Stocks Trade Mixed as CPI, Bank Earnings Hit Simultaneously
S&P 500 futures edge lower as investors parse inflation data and JPMorgan results while awaiting the rest of bank earnings week.
Tuesday brought the most information-dense morning of 2026 so far, and markets are still sorting through it.
S&P 500 futures dropped 0.1% ahead of the open after the Bureau of Labor Statistics released December's Consumer Price Index at 8:30 a.m. ET—the same moment JPMorgan Chase posted quarterly results. The Dow edged lower while Nasdaq futures held near flat.
It's a lot to process. The inflation report confirms what the Fed has been signaling: price pressures aren't fully vanquished, and rate cuts won't come quickly. JPMorgan's strong trading results showed the financial system remains healthy. But the macro picture is what matters for index direction, and that picture just got more complicated.
CPI Came in as Expected
December's headline CPI rose 2.9% year-over-year, ticking higher from November's 2.7% reading. Core inflation—which strips out food and energy—held at 2.7%, matching the Wall Street consensus.
No surprises there, but "no surprises" still means inflation remains above the Fed's 2% target. The report reinforces the case for holding rates steady at the January 27-28 FOMC meeting—a 97% probability according to CME FedWatch going into today.
Shelter costs remain the stubborn component, and used car prices firmed in December after deflating through much of 2025. Neither trend suggests inflation is about to plunge toward target.
For rate cut expectations, this changes little. Markets still see the first cut in May or June at the earliest, with a second cut uncertain before year-end.
Bank Earnings Beat but Stocks Muted
JPMorgan posted adjusted EPS of $5.23 versus $5.00 expected, driven by a 40% surge in equities trading revenue. The stock barely moved. When a beat doesn't spark a rally, it usually means the good news was already priced in.

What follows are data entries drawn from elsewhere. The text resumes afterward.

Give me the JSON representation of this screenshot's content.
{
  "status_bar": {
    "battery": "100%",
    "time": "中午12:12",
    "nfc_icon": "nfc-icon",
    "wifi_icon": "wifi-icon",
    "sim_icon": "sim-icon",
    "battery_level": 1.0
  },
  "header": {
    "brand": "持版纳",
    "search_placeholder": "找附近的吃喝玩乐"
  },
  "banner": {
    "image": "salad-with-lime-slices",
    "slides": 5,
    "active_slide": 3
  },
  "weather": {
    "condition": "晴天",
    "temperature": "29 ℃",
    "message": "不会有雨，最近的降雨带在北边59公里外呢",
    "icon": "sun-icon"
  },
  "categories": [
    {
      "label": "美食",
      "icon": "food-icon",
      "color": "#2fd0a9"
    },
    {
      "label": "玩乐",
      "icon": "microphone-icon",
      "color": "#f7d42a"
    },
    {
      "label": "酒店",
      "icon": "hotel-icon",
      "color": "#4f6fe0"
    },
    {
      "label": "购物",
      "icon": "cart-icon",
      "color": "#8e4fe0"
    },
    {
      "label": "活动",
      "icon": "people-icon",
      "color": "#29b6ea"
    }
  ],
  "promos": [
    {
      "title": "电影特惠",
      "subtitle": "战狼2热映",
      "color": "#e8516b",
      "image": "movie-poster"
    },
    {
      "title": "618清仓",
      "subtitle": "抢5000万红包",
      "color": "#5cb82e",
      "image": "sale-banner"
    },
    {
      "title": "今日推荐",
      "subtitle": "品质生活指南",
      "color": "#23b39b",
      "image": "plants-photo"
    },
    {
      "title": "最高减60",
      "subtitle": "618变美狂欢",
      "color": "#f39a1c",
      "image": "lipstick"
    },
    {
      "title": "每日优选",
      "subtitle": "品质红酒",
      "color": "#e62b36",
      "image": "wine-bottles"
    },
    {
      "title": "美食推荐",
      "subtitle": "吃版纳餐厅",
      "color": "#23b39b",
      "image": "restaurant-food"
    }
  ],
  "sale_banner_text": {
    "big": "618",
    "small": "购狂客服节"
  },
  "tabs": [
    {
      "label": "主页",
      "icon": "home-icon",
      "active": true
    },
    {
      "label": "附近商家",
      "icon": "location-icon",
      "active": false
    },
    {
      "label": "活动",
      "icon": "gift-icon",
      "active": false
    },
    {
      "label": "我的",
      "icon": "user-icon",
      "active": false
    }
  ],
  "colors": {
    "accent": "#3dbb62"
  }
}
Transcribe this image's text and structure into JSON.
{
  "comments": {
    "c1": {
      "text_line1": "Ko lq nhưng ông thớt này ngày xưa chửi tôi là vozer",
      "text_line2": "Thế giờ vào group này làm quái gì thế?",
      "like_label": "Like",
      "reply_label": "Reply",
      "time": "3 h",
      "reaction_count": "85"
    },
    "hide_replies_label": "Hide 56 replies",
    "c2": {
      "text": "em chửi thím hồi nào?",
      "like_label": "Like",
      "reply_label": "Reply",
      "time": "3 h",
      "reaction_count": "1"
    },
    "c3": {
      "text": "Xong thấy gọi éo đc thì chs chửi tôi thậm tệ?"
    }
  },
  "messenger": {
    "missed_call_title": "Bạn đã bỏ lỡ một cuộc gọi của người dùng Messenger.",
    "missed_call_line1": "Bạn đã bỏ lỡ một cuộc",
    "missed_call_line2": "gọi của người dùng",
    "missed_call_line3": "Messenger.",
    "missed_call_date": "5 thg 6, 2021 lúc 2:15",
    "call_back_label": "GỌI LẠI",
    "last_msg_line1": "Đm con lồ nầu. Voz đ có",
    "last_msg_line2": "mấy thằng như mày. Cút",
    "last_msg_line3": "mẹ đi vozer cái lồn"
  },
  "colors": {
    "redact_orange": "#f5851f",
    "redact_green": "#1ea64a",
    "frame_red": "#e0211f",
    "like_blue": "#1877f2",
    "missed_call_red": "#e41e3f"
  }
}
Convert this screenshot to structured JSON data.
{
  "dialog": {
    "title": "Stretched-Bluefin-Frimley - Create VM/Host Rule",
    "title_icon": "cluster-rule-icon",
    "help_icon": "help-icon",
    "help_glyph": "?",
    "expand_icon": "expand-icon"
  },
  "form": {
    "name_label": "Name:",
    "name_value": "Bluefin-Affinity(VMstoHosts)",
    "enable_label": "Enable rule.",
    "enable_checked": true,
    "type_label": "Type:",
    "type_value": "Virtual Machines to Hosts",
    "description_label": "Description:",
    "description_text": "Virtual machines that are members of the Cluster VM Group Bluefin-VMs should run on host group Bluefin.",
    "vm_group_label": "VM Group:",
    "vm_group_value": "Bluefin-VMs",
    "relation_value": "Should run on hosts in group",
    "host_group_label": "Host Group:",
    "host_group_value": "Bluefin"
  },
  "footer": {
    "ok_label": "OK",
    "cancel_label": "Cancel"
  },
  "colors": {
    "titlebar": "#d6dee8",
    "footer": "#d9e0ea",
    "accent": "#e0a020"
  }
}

Delta Air Lines also reported this morning, guiding to 20% earnings growth in 2026. The stock fell 4% anyway—classic "sell the news" after a 48% run last year.
The market's muted reaction to earnings beats suggests investors are more focused on the macro backdrop: inflation, Fed policy, and the ongoing uncertainty around Fed independence.
The Week Ahead
Bank earnings continue tomorrow with Wells Fargo, Bank of America, and Citigroup before the open. Goldman Sachs and Morgan Stanley follow Wednesday. The results will fill in the picture JPMorgan started painting—strong capital markets activity offsetting pressure on net interest income.
But the bigger story this week may not be earnings at all. The DOJ's investigation into Fed Chair Powell and Trump's credit card rate cap proposal continue to generate headlines. Senator Thom Tillis announced he'll block all Federal Reserve nominees until the administration clarifies its approach to central bank independence.
Treasury yields held steady Tuesday morning, with the 10-year around 4.75%. The yield curve remains inverted at the short end, reflecting expectations that the Fed will eventually cut but not anytime soon.
Key Levels to Watch
The S&P 500 sits just below its all-time high of 6,977, set last Friday. A close above that level would extend the January rally. A failure to hold 6,900 would suggest profit-taking has more room to run.
The VIX remains subdued around 14, indicating options traders aren't pricing in significant near-term volatility. That's surprising given the policy uncertainty, but it also means protection is cheap if you want it.
Volume is picking up from the thin holiday period, which should provide better signal on where institutional money is flowing. So far, the signal is "wait and see."